I think under 150 millimeters gets too short. Bike crank lengths developed over 100 years, and there’s a reason why it’s around 170. You can put a 200 millimeter crank on your bike, but you will feel uncomfortable; it is too long. And if I put a 150mm on, you feel limited. You feel limited in the motion of your legs. Same as with rowing. You want to have a longer pull. Not too long, but you feel more comfortable if you use the full length of the muscles. Like a boxer, he makes a full punch; you can use more muscle. Not too much, not over stretched, so there is an optimum range. I think it doesn’t really matter. It’s force over time. I think it takes away the concentration of your training if you think too much about these things. You should focus more on the quality of training.

ST: Training with a power meter has evolved significantly over the past 20 years. Where do you see it going in the future – what further developments will there be?

Uli: Power is power. Power is a value. It will not go anywhere, where should it go? What I figured out is it’s very individual. You need a good coach who can read the data in a correct way. If you only look at the relationship of power to heart rate, and you think that the higher the power and the lower the heart rate, it is good. No, it means nothing. You have to look at different things like reaction time of heart rate when you change power. Is if fast, is it slow? When you get tired, your reaction gets slower and slower. If you have a very good power to heart rate relation, and you say “good”, but the high end may be cut off. And you only get the high end when you are rested. But sometimes you have to train several days in row and get really tired, but you can’t do this too much. The future is with coaching and training methods. You have a lot of names like training score and whatever…. But you need a good coach.

ST: One thing that many people aren’t aware of is SRM’s involvement with the space program, and the physical testing of astronauts and cosmonauts. Please tell us about that.

Uli: Yes, in the space station MIR. I think it was in 1988 or 1989. I was invited; there was a professor who was responsible for the fitness of the Russian cosmonauts. He needed a device that could go in the space station that could measure the power. His target was to see how on a daily basis, the power decreases as they get weaker.

ST: Did any SRM units actually go up in to space?

Uli: They had two – one on the ground, and one in the space station. His idea was that we should start cycling in space. So he wanted a round space station, where you can cycle inside, maybe at a diameter of 40 meters. So 2, 4, 8 [people] can cycle. And as soon as you are cycling, you create your own gravity. When you create your own gravity, you train all muscles of your body, because then you have a weight. In the space station you need no muscles, like for your neck. When they come out, they sit in a wheel chair. You cannot even hold your head. But when you cycle and create gravity, you train all muscles, for your intestines and everything. But it never came together; they had no money.
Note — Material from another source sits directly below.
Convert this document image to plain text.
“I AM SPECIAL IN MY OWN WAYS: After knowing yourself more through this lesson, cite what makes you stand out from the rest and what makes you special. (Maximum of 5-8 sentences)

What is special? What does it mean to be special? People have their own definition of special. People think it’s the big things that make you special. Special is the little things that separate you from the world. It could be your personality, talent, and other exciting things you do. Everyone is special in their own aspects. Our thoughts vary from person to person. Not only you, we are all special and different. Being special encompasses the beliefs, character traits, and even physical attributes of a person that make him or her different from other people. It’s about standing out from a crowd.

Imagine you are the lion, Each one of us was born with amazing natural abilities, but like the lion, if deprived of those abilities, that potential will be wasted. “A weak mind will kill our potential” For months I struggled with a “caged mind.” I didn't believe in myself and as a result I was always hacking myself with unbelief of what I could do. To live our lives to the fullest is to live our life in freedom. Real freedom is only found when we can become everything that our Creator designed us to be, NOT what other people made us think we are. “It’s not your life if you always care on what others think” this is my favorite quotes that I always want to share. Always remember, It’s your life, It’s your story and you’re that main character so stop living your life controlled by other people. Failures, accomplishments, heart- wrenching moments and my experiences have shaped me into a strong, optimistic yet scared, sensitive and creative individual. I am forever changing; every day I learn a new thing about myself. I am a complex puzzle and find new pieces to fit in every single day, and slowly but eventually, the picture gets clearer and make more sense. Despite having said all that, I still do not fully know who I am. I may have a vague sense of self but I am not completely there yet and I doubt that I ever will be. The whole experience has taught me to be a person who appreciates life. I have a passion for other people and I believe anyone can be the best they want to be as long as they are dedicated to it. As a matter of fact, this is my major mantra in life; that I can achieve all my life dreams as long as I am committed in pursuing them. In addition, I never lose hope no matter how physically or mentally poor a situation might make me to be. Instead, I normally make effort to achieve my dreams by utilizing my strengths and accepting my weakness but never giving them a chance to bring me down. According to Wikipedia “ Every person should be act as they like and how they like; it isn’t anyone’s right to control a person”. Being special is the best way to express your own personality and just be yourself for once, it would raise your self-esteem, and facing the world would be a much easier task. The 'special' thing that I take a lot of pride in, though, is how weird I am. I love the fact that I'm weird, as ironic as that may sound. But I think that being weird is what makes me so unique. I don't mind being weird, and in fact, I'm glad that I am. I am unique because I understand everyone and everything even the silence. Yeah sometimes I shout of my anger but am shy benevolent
I think in 500 years, if there are space stations, maybe people will cycle there.

ST: In looking at cycling vs. triathlon, are there any trends with sales? Do you market differently for the two groups?

Uli: They say maybe triathletes have more money, but I don’t know. For example, in Italy, the average pro cyclist is a poor guy. They want second hand SRMs; it can be 10 years old and they don’t care; they just want the power.

In the end, we want to sell power to athletes… cyclists and triathletes. We want to make a power meter, for all kind of athletes, and for as many possible brands…. From FSA to Campagnolo, to Shimano. So that everybody can find what he wants. And also we want to have a link to other software providers, like Training Peaks, or others that can read our data. And also if they want to use a Garmin device, they can pair with a power meter and read our data. Our system is open.

ST: Anything else you would like to add?

Uli: I think make the product that reflects your philosophy. That the product is what I want it to be, and what I think the customers want. When I started there was no power meter. Maybe for 15 year my work was to convince people why they need power. We had to open the market for a power meter. It was not easy, but now we have some success.